Vücutlarının acısı onları anında uyandırdı.
Gözlerini açtıklarında durumun farkına vardılar. Hepsinin Su Hao’ya kaybettiğini fark ettiklerinde şok oldular.
“Nasıl hissettiriyor?”
Su Hao liderin yüzünü okşadı.
“Beni öldüremezsin!”
Lider panik moduna girdi, “Zhanzheng Kolejinde, ben…”
“Bence bir şey söylemeyi bıraksan iyi olur.”
Su Hao ona sırıtarak baktı, “Arkadaşım seni affetmeye karar verdi. Bu yüzden seni öldürmek gibi bir niyetim yok. Ama konuşmaya devam edersen, korkarım ki sözde destekçine meydan okumaktan kendimi alıkoyamayacağım ve seni öldürmemi engelleyip engelleyemeyeceğini göremeyeceğim.”

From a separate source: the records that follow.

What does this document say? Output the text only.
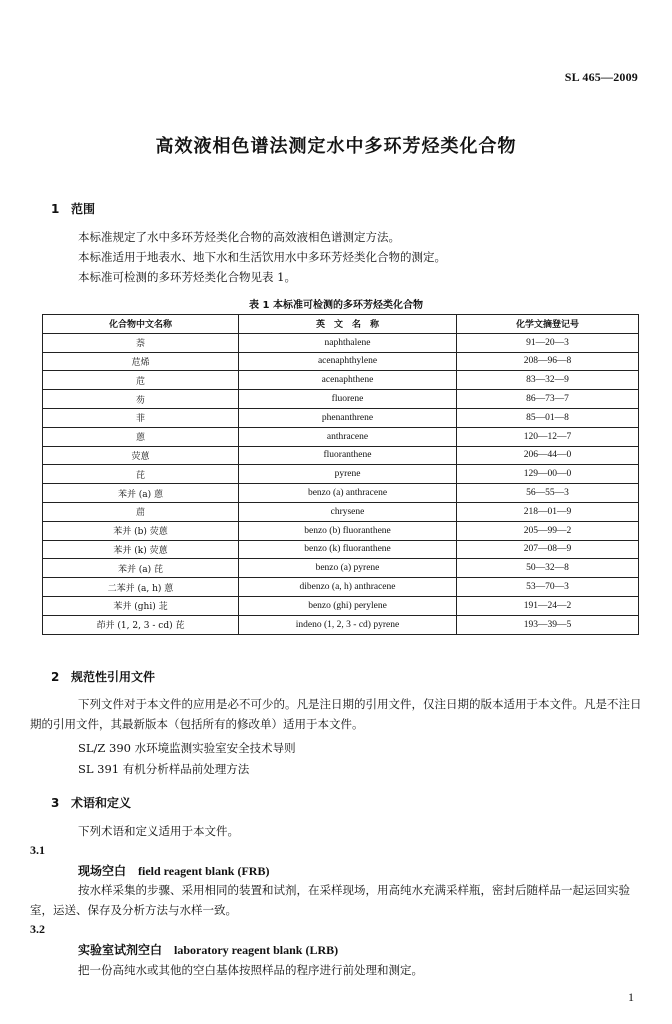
SL 465—2009
高效液相色谱法测定水中多环芳烃类化合物
1 范围
本标准规定了水中多环芳烃类化合物的高效液相色谱测定方法。
本标准适用于地表水、地下水和生活饮用水中多环芳烃类化合物的测定。
本标准可检测的多环芳烃类化合物见表 1。
表 1 本标准可检测的多环芳烃类化合物
化合物中文名称	英　文　名　称	化学文摘登记号
萘	naphthalene	91—20—3
苊烯	acenaphthylene	208—96—8
苊	acenaphthene	83—32—9
芴	fluorene	86—73—7
菲	phenanthrene	85—01—8
蒽	anthracene	120—12—7
荧蒽	fluoranthene	206—44—0
芘	pyrene	129—00—0
苯并 (a) 蒽	benzo (a) anthracene	56—55—3
䓛	chrysene	218—01—9
苯并 (b) 荧蒽	benzo (b) fluoranthene	205—99—2
苯并 (k) 荧蒽	benzo (k) fluoranthene	207—08—9
苯并 (a) 芘	benzo (a) pyrene	50—32—8
二苯并 (a, h) 蒽	dibenzo (a, h) anthracene	53—70—3
苯并 (ghi) 苝	benzo (ghi) perylene	191—24—2
茚并 (1, 2, 3 - cd) 芘	indeno (1, 2, 3 - cd) pyrene	193—39—5
2 规范性引用文件
下列文件对于本文件的应用是必不可少的。凡是注日期的引用文件，仅注日期的版本适用于本文件。凡是不注日期的引用文件，其最新版本（包括所有的修改单）适用于本文件。
SL/Z 390 水环境监测实验室安全技术导则
SL 391 有机分析样品前处理方法
3 术语和定义
下列术语和定义适用于本文件。
3.1
现场空白 field reagent blank (FRB)
按水样采集的步骤、采用相同的装置和试剂，在采样现场，用高纯水充满采样瓶，密封后随样品一起运回实验室，运送、保存及分析方法与水样一致。
3.2
实验室试剂空白 laboratory reagent blank (LRB)
把一份高纯水或其他的空白基体按照样品的程序进行前处理和测定。
1
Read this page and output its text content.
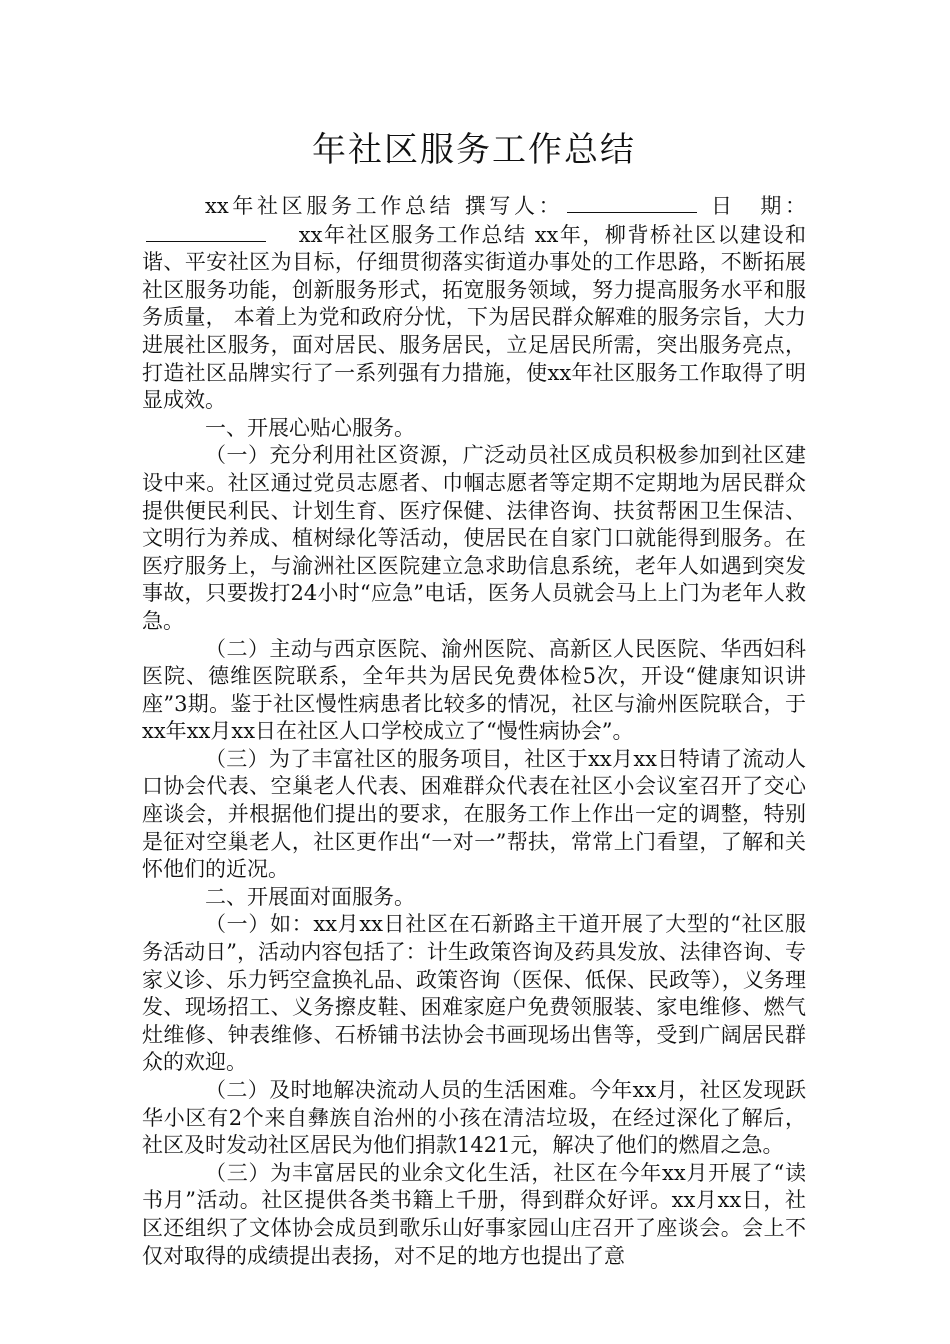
年社区服务工作总结

xx年社区服务工作总结 撰写人：	日　期：    xx年社区服务工作总结 xx年，柳背桥社区以建设和谐、平安社区为目标，仔细贯彻落实街道办事处的工作思路，不断拓展社区服务功能，创新服务形式，拓宽服务领域，努力提高服务水平和服务质量， 本着上为党和政府分忧，下为居民群众解难的服务宗旨，大力进展社区服务，面对居民、服务居民，立足居民所需，突出服务亮点，打造社区品牌实行了一系列强有力措施，使xx年社区服务工作取得了明显成效。

一、开展心贴心服务。

（一）充分利用社区资源，广泛动员社区成员积极参加到社区建设中来。社区通过党员志愿者、巾帼志愿者等定期不定期地为居民群众提供便民利民、计划生育、医疗保健、法律咨询、扶贫帮困卫生保洁、文明行为养成、植树绿化等活动，使居民在自家门口就能得到服务。在医疗服务上，与渝洲社区医院建立急求助信息系统，老年人如遇到突发事故，只要拨打24小时“应急”电话，医务人员就会马上上门为老年人救急。

（二）主动与西京医院、渝州医院、高新区人民医院、华西妇科医院、德维医院联系，全年共为居民免费体检5次，开设“健康知识讲座”3期。鉴于社区慢性病患者比较多的情况，社区与渝州医院联合，于xx年xx月xx日在社区人口学校成立了“慢性病协会”。

（三）为了丰富社区的服务项目，社区于xx月xx日特请了流动人口协会代表、空巢老人代表、困难群众代表在社区小会议室召开了交心座谈会，并根据他们提出的要求，在服务工作上作出一定的调整，特别是征对空巢老人，社区更作出“一对一”帮扶，常常上门看望，了解和关怀他们的近况。

二、开展面对面服务。

（一）如：xx月xx日社区在石新路主干道开展了大型的“社区服务活动日”，活动内容包括了：计生政策咨询及药具发放、法律咨询、专家义诊、乐力钙空盒换礼品、政策咨询（医保、低保、民政等），义务理发、现场招工、义务擦皮鞋、困难家庭户免费领服装、家电维修、燃气灶维修、钟表维修、石桥铺书法协会书画现场出售等，受到广阔居民群众的欢迎。

（二）及时地解决流动人员的生活困难。今年xx月，社区发现跃华小区有2个来自彝族自治州的小孩在清洁垃圾，在经过深化了解后，社区及时发动社区居民为他们捐款1421元，解决了他们的燃眉之急。

（三）为丰富居民的业余文化生活，社区在今年xx月开展了“读书月”活动。社区提供各类书籍上千册，得到群众好评。xx月xx日，社区还组织了文体协会成员到歌乐山好事家园山庄召开了座谈会。会上不仅对取得的成绩提出表扬，对不足的地方也提出了意
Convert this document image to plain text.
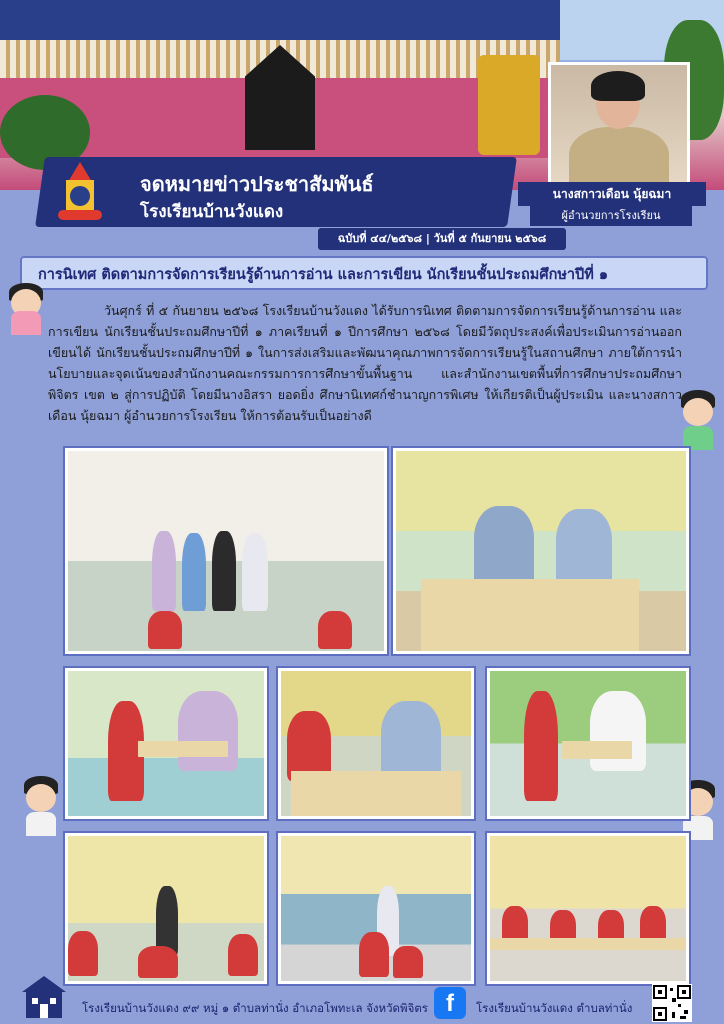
จดหมายข่าวประชาสัมพันธ์
โรงเรียนบ้านวังแดง
นางสกาวเดือน นุ้ยฉมา
ผู้อำนวยการโรงเรียน
ฉบับที่ ๔๔/๒๕๖๘ | วันที่ ๕ กันยายน ๒๕๖๘
การนิเทศ ติดตามการจัดการเรียนรู้ด้านการอ่าน และการเขียน นักเรียนชั้นประถมศึกษาปีที่ ๑
วันศุกร์ ที่ ๕ กันยายน ๒๕๖๘ โรงเรียนบ้านวังแดง ได้รับการนิเทศ ติดตามการจัดการเรียนรู้ด้านการอ่าน และการเขียน นักเรียนชั้นประถมศึกษาปีที่ ๑ ภาคเรียนที่ ๑ ปีการศึกษา ๒๕๖๘ โดยมีวัตถุประสงค์เพื่อประเมินการอ่านออก เขียนได้ นักเรียนชั้นประถมศึกษาปีที่ ๑ ในการส่งเสริมและพัฒนาคุณภาพการจัดการเรียนรู้ในสถานศึกษา ภายใต้การนำนโยบายและจุดเน้นของสำนักงานคณะกรรมการการศึกษาขั้นพื้นฐาน และสำนักงานเขตพื้นที่การศึกษาประถมศึกษาพิจิตร เขต ๒ สู่การปฏิบัติ โดยมีนางอิสรา ยอดยิ่ง ศึกษานิเทศก์ชำนาญการพิเศษ ให้เกียรติเป็นผู้ประเมิน และนางสกาวเดือน นุ้ยฉมา ผู้อำนวยการโรงเรียน ให้การต้อนรับเป็นอย่างดี
โรงเรียนบ้านวังแดง ๙๙ หมู่ ๑ ตำบลท่านั่ง อำเภอโพทะเล จังหวัดพิจิตร f	โรงเรียนบ้านวังแดง ตำบลท่านั่ง
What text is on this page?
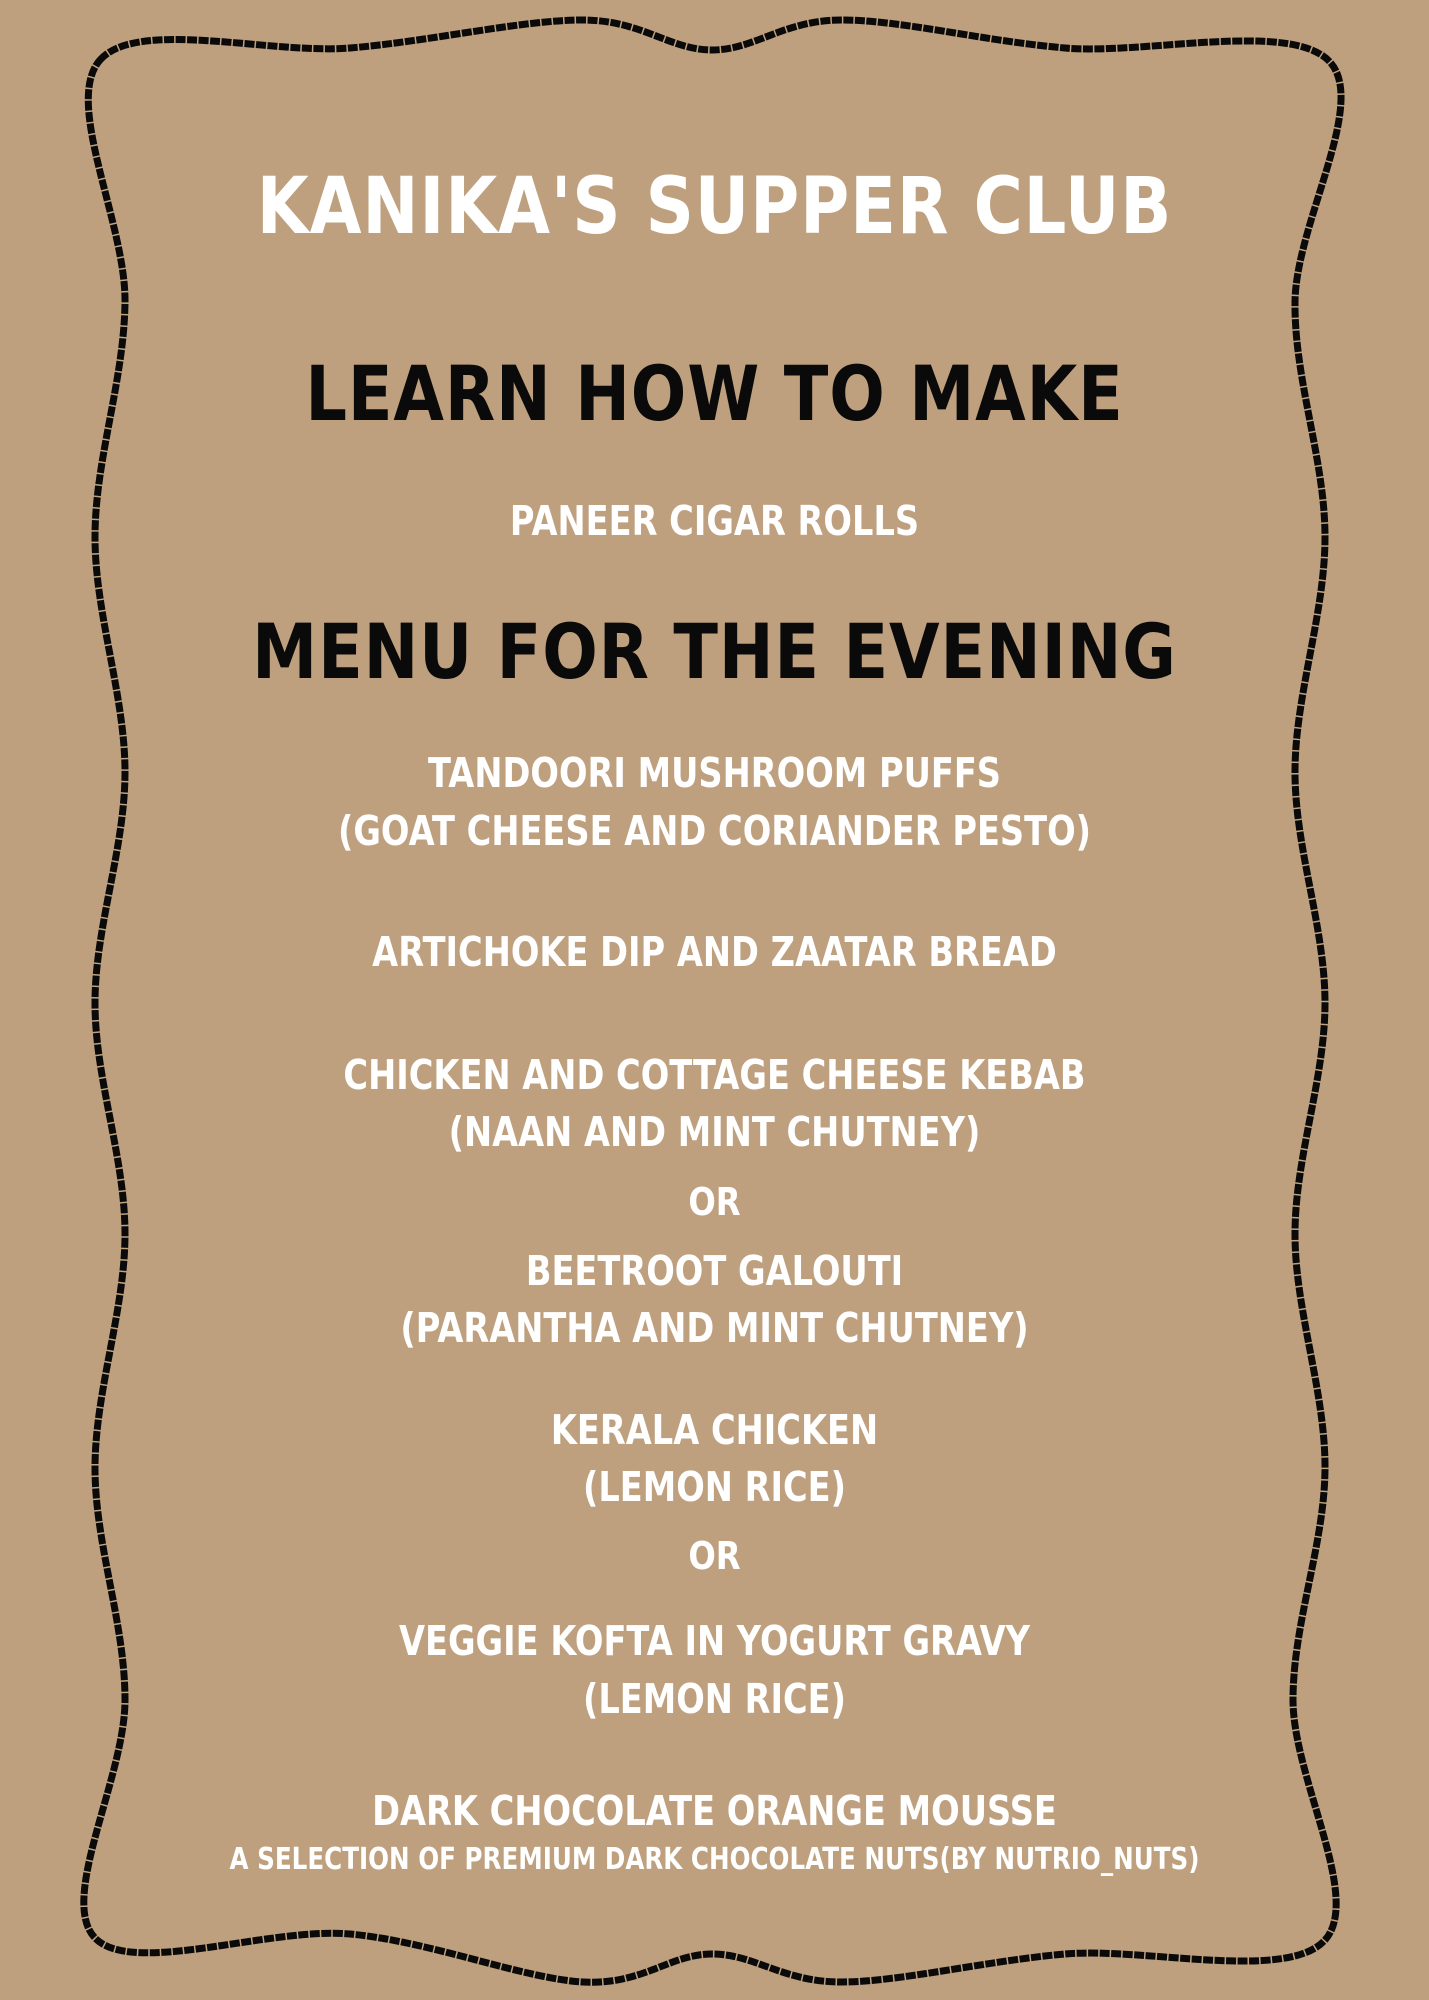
KANIKA'S SUPPER CLUB
LEARN HOW TO MAKE
PANEER CIGAR ROLLS
MENU FOR THE EVENING
TANDOORI MUSHROOM PUFFS
(GOAT CHEESE AND CORIANDER PESTO)
ARTICHOKE DIP AND ZAATAR BREAD
CHICKEN AND COTTAGE CHEESE KEBAB
(NAAN AND MINT CHUTNEY)
OR
BEETROOT GALOUTI
(PARANTHA AND MINT CHUTNEY)
KERALA CHICKEN
(LEMON RICE)
OR
VEGGIE KOFTA IN YOGURT GRAVY
(LEMON RICE)
DARK CHOCOLATE ORANGE MOUSSE
A SELECTION OF PREMIUM DARK CHOCOLATE NUTS(BY NUTRIO_NUTS)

Lider hemen ağzını kapattı.
Bu deli!
Herkesin düşüncesi buydu.
Zhang Lin için bile, Su Hao’yu ilk kez böyle görüyordu. Jin Kang ile yüzleştiğinde bile her zamanki gibi sakindi.
Ancak bu sefer…
Ters ölçeğine dokunulduğunda, Su Hao’nun hareketlerini sadece tek bir kelime tanımlayabilirdi.
Çılgın!
Su Hao’nun arşivlerindeki her şeyi düşünmek, Sun Yaotian’a meydan okumaya cesaret etmek ve hatta Sun Batian’a karşı savaşmak! Ama Zhang Lin, Su Hao’nun katliamına başlamadan önce neden kimse ona karşı koyamayacak hale gelene kadar saklanıp eğitim almadığını anlayamıyordu.
Şimdi anladı!
Ters ölçek!
Asla Su Hao’nun alt çizgisine meydan okumaya çalışma. Aksi takdirde, kimse bundan sonra ne yapacağını tahmin edemezdi!
Belki de mevcut durum şanslıydı. Mavi rüya kelebeği sadece yaralandı ve başka bir şey olmadı ya da başka bir şey olmadı… Tabii ki acı hisseden o değil, onu takip eden görevli Wang Xin’di.
“Su Hao, onlar şehrimiz için iyi adaylar.”
Wang Xin acı bir şekilde gülümsedi, “Onlara bir ders vermek sorun değil. Ancak bir şey olursa, üst kademeleri bilgilendiremeyiz.”
“Adaylar, onlar?”
Su Hao şok olmuş gibi yaptı, “Benim bir okum yüzünden neredeyse ölen bu insanlar, gerçekten onların savaşın galibi olmasını mı bekliyorsun?”
“Bu zaten Jianghe Şehrindeki 20 yaşın altındaki en güçlü takım.”
Wang Xin gülümsedi. Su Hao’nun sözlerindeki alaycı ironiyi nasıl anlamazdı?
“Gerçekten mi?”
Su Hao’nun ağzında bir gülümseme belirdi, “Kendi takımımı kurmaya ne dersin?”